まず、「医療現場で使いたくなるシステム」としては、必要な情報へのアクセスと業務効率化をサポートするダッシュボードを提供。初期画面に、各利用者が利用する機能のウィジェット(機能ウィンドウ)を、診療シーンに合わせて使いやすいように自由に配置できる。また、システムがもっている入院・外来のステータス情報をキーとして患者のカルテを開くと、再診、入院中などの状況に応じて必要となる機能が自動的に画面に起動するように設定できる。さらに、各ウィジェットと電子カルテの情報が連動しているため、関連したカルテをワンクリックで表示することが可能となっている。
「蓄積された情報をより良い未来へつなぐデータベース」では、電子カルテシステムに蓄積された情報の活用範囲を拡大するため、BIツールを標準装備した新しいデータウェアハウス(DWH)を提供。電子カルテデータだけでなく、同社が提供する医事会計システムや各種部門システム、さらには他社製の各種部門システムなどすべてのデータを統合管理することが可能となる。

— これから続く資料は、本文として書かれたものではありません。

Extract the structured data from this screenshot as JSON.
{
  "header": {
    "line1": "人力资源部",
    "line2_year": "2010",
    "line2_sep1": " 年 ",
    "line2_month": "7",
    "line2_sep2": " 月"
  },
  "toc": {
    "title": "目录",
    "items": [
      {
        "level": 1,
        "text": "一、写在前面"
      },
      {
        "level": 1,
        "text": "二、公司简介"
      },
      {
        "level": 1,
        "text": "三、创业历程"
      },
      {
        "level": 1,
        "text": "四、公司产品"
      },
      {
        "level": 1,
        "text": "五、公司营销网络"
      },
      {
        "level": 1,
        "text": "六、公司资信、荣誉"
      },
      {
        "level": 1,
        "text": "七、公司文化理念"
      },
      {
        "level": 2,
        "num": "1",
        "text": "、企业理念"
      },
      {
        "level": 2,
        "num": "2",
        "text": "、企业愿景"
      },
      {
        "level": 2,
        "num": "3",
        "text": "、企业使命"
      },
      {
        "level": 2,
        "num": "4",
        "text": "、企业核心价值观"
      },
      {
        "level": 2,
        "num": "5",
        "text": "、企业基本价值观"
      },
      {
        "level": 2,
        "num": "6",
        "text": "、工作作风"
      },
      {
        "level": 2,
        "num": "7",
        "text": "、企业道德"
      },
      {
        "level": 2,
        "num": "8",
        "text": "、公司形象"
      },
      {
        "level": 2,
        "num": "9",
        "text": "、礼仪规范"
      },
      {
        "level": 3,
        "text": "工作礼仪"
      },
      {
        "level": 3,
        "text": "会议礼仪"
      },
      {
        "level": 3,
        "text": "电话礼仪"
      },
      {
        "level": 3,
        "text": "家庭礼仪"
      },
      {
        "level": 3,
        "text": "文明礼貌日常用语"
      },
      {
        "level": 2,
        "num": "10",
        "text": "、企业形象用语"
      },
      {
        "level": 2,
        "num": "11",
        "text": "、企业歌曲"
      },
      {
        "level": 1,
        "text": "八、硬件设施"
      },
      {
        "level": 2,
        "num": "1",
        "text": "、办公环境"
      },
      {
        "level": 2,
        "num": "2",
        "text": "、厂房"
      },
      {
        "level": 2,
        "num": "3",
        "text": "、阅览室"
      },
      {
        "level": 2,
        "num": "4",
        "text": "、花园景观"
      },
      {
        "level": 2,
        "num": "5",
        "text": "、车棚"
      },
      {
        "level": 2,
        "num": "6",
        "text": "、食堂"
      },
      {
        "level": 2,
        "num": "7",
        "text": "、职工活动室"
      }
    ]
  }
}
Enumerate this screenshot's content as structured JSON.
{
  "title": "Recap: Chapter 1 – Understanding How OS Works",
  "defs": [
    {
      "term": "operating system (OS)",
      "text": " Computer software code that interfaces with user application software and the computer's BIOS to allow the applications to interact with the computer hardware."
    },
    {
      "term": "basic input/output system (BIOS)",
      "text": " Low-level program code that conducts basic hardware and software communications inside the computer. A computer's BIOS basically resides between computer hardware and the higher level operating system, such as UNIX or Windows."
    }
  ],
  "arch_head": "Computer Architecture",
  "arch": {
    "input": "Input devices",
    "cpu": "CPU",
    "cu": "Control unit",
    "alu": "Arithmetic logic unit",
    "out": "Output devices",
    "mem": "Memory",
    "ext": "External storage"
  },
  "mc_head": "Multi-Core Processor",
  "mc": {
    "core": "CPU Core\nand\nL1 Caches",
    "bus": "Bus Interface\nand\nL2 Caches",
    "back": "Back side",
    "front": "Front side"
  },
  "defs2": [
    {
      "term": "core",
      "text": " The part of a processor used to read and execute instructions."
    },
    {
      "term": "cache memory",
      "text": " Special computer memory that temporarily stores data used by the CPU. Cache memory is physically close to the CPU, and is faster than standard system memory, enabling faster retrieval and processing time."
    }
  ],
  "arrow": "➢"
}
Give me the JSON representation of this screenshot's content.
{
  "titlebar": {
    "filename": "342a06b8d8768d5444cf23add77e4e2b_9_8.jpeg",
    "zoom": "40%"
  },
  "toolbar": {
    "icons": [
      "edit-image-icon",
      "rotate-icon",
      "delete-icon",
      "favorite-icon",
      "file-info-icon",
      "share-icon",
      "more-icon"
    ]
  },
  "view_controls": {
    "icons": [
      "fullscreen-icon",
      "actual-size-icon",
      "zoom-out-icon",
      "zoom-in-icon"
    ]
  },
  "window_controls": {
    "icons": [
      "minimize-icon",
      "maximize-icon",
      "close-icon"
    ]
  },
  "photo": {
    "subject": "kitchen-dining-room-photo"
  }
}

またBIツールによって、システムに集約した院内のあらゆるデータから、任意の条件で簡単にデータ抽出や分析、グラフ化などが可能で、これらを利用したレポート作成機能も装備している。さらに、電子カルテフォーラム「利用の達人」と連携することで、病院共通で必要な指標をユーザー間で共有するとともに、ベンチマークとしても活用することが可能となる。
「システム運用管理をダイナミックに革新」では、各クライアント端末にアプリケーションをインストールして利用するクライアント/サーバー型から、端末に資源を要さないWeb型に変更した。これにより、端末の運用管理を大幅に簡素化している。
さらに、仮想冗長化と完全二系統化によって、サーバー台数を抑えながら、システム信頼性のさらなる向上を実現。アプリケーションのバージョンアップ時にも、2系統にした片方で運用を継続できるため、現場のシステム停止時間を最小化できる。さらに今後は、無停止でのレベルアップの実現を目指していく。
「クラウドサービスへの展開」としては、2016年度下期からクラウドサービスをリリースし、顧客ニーズに合わせてオンプレミスとクラウドを選択可能なソリューションを提供する。「クラウドサービスでは、統合バックアップやカルテ長期保存サービス、開発・教育環境、レベルアップサービスなどを提供していく。また、部門システムベンダーとのクラウド連携や、クラウド環境を持たないベンダーへの場の提供、さらには価値あるクラウドサービスを提供するベンダーとの協業による、サービス拡大も図っていく」(中村氏)としている。
「HOPE LifeMark-HX」の価格は4325万円(税別)から。提供開始は10月を予定している。